Paul cherchait un appartement depuis longtemps déjà. Trop longtemps même. Aussi, quand le type de l’agence lui proposa un deux pièces mais dans un immeuble ancien, Paul était presque prêt à signer sans visiter l’endroit.

Le logement perchait au dernier étage, le sixième, d’une vieille bâtisse dans le centre de Paris. L’appartement était confortable, spacieux et clair ; Paul était enchanté surtout que le loyer n’était pas exorbitant.

-     Le seul petit inconvénient, c’est pour les toilettes.

-          Ah ! Oui ? Au fait, où sont les WC ? J’ai vu la salle de bain mais pas les toilettes.

-          C’est sur le palier.

-          Ah ! ?

-          Mais enfin, un si bel appartement pour un si petit loyer, à ce prix là vous ne trouverez pas mieux.

Il fallait prendre une décision rapidement, il n’était pas seul sur l’affaire mais il avait la priorité. Vite il réfléchissait, pesant le pour et le contre. Après tout, on ne passait pas sa vie aux chiottes, oui mais quand on est malade…. Oh ! Ca suffit !

            D’accord je signe !

Paul avait signé le bail et le chèque, on lui avait remis les clés, il pouvait emménager dès qu’il le voulait. Les peintures et les papiers peints étaient en bon état, pour l’instant ça ferait l’affaire. Une semaine plus tard il était installé dans son nouveau logis.

 

            La première fois qu’il y alla, ce fut pour visiter. En sortant de chez lui, c’était à droite au bout du couloir, une quinzaine de mètres tout au plus. Une porte en bois que l’on poussait, un loquet permettant de s’isoler et une minuterie pour la lumière, donc son temps serait compté se dit-il. L’endroit, vaste pour des WC proposait des cabinets à la Turc en émail blanc et les murs peints en gris étaient pisseux ce qui était la moindre des choses vu les lieux. 

            Sur l’un des murs latéraux une petite étagère et en dessous, un crochet métallique d’où pendaient des feuilles de papier journal, coupées en morceaux réguliers, par un esthète de l’étage peut-être ? Au plafond, une sorte de petit vasistas actionné par une tige de ferraille permettait d’aérer.

            Paul en était là de ses investigations quand il entendit des pas dans le couloir. Il se dépêcha de sortir, pas assez vite néanmoins car il se retrouva nez à nez avec un vieux monsieur qui s’engouffra dans les lieux en maugréant « Pff ! Ça ne tire même pas sa châsse ! ». Paul allait répondre, mais que dire ? « Je ne faisais que visiter ! ». N’importe quoi ! En tout cas il était repéré, dès le premier jour ! Derrière la porte c’était l’avalanche.

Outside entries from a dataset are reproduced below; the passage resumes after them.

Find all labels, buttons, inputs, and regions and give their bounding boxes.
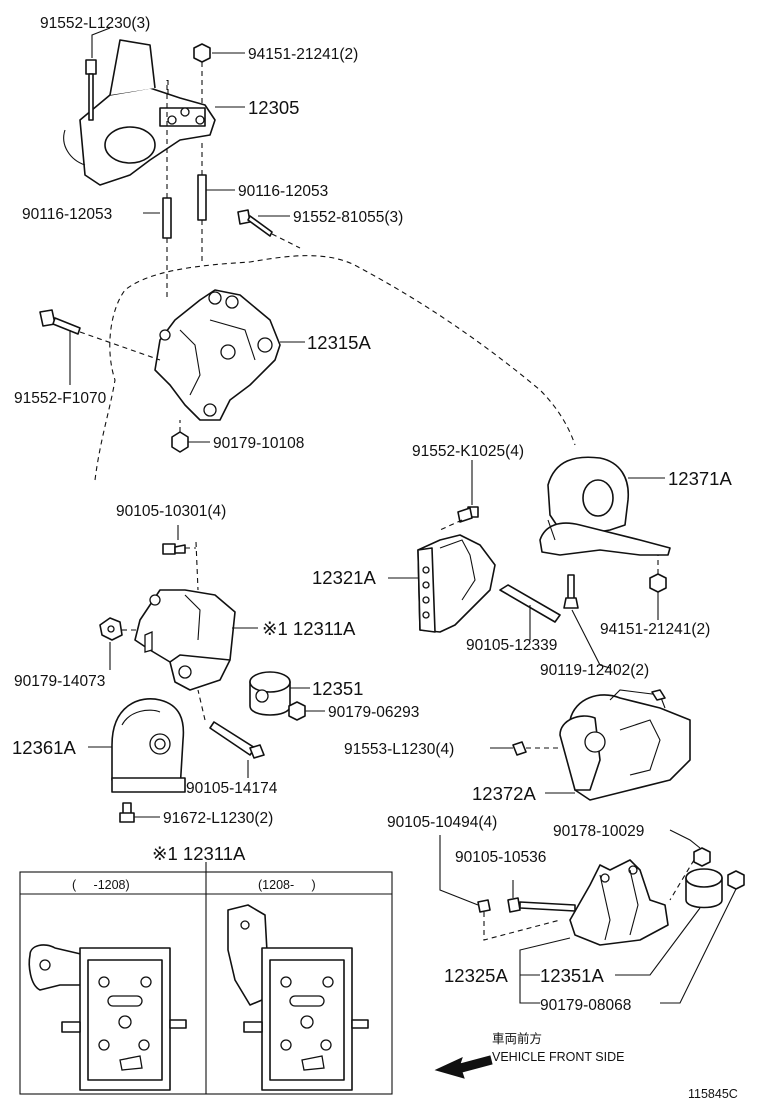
- part-12351-bushing: [249, 671, 310, 716]
- label-90105-12339: 90105-12339: [466, 637, 557, 654]
- bolt-91552-L1230: [85, 27, 111, 121]
- label-12305: 12305: [248, 97, 299, 118]
- label-90178-10029: 90178-10029: [553, 823, 644, 840]
- label-91552-81055: 91552-81055(3): [293, 209, 403, 226]
- direction-label-jp: 車両前方: [492, 1031, 542, 1046]
- label-90116-12053-left: 90116-12053: [22, 206, 112, 223]
- label-12325A: 12325A: [444, 965, 508, 986]
- label-90105-10301: 90105-10301(4): [116, 503, 226, 520]
- nut-90179-14073: [99, 617, 140, 670]
- nut-94151-21241-top: [193, 43, 245, 105]
- inset-col-left: ( -1208): [72, 878, 130, 892]
- bolt-90105-10536: [507, 880, 576, 913]
- label-90179-06293: 90179-06293: [328, 704, 419, 721]
- nut-90178-10029: [669, 829, 711, 901]
- label-12351A: 12351A: [540, 965, 604, 986]
- bolt-91552-K1025: [439, 460, 479, 531]
- inset-left-bracket: [28, 944, 187, 1091]
- part-12372A-mount: [545, 689, 691, 801]
- direction-label-en: VEHICLE FRONT SIDE: [492, 1050, 624, 1064]
- label-90116-12053-right: 90116-12053: [238, 183, 328, 200]
- inset-right-bracket: [227, 904, 369, 1091]
- bolt-90105-14174: [197, 689, 265, 778]
- bolt-90105-12339: [499, 584, 561, 640]
- label-90179-08068: 90179-08068: [540, 997, 631, 1014]
- vehicle-front-arrow: [434, 1055, 493, 1079]
- part-12361A-mount: [88, 698, 186, 793]
- label-91553-L1230: 91553-L1230(4): [344, 741, 454, 758]
- bolt-91552-F1070: [39, 309, 161, 385]
- bolt-90119-12402: [563, 574, 611, 669]
- inset-table: [19, 862, 393, 1095]
- diagram-reference-number: 115845C: [688, 1087, 738, 1101]
- inset-col-right: (1208- ): [258, 878, 316, 892]
- bolt-90105-10494: [439, 835, 561, 941]
- part-12351A-bushing: [685, 868, 723, 909]
- part-12321A-bracket: [388, 534, 496, 633]
- bolt-91552-81055: [237, 209, 301, 249]
- label-90105-14174: 90105-14174: [186, 780, 278, 797]
- leaders-bottom-right: [519, 888, 737, 1004]
- label-90179-14073: 90179-14073: [14, 673, 105, 690]
- nut-94151-21241-right: [649, 555, 667, 620]
- nut-90179-10108: [171, 420, 210, 453]
- nut-90179-08068: [727, 870, 745, 890]
- part-12315A-bracket: [154, 289, 305, 421]
- inset-title: ※1 12311A: [152, 843, 246, 864]
- label-90105-10494: 90105-10494(4): [387, 814, 497, 831]
- part-12305-mount: [63, 39, 216, 186]
- engine-outline: [94, 80, 576, 481]
- label-12311A: ※1 12311A: [262, 618, 356, 639]
- bolt-91553-L1230: [490, 741, 560, 756]
- part-12325A-bracket: [569, 859, 669, 946]
- label-12351: 12351: [312, 678, 363, 699]
- part-12371A-mount: [539, 456, 671, 556]
- label-91672-L1230: 91672-L1230(2): [163, 810, 273, 827]
- nut-90179-06293: [288, 701, 325, 721]
- bolt-91672-L1230: [119, 802, 160, 823]
- label-90119-12402: 90119-12402(2): [540, 662, 649, 679]
- label-90105-10536: 90105-10536: [455, 849, 546, 866]
- bolt-90105-10301: [162, 525, 196, 555]
- label-12361A: 12361A: [12, 737, 76, 758]
- part-12311A-bracket: [134, 541, 258, 691]
- label-12315A: 12315A: [307, 332, 371, 353]
- label-12321A: 12321A: [312, 567, 376, 588]
- label-12372A: 12372A: [472, 783, 536, 804]
- label-91552-F1070: 91552-F1070: [14, 390, 107, 407]
- label-12371A: 12371A: [668, 468, 732, 489]
- label-90179-10108: 90179-10108: [213, 435, 304, 452]
- label-91552-K1025: 91552-K1025(4): [412, 443, 524, 460]
- label-94151-21241-top: 94151-21241(2): [248, 46, 358, 63]
- label-91552-L1230: 91552-L1230(3): [40, 15, 150, 32]
- label-94151-21241-right: 94151-21241(2): [600, 621, 710, 638]
- studs-90116-12053: [143, 80, 245, 300]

Paul rentra chez lui.

            Dans l’après-midi il retourna aux toilettes pour uriner. Quand il tira la chaîne, des masses d’eau envahirent la cuvette et débordèrent sur ses chaussures. A l’avenir il faudrait faire gaffe et se reculer bien vite une fois actionné le système d’évacuation des eaux. En sortant, personne dans le couloir qu’il devait parcourir dans sa totalité pour réintégrer son logement. L’étage était constitué de ce long couloir, à un bout les toilettes et à l’autre l’escalier. Six logements répartis équitablement, trois à droite et trois à gauche du corridor. Paul habitait le premier à droite en venant de l’escalier.

            Pour Paul il s’agissait d’une véritable expérience que ces chiottes en commun. Jusqu’à aujourd’hui il n’avait connu que des cabinets privés, que ce soit chez ses parents ou bien dans les différents appartements ou même studios qu’il avait habités depuis qu’il était indépendant.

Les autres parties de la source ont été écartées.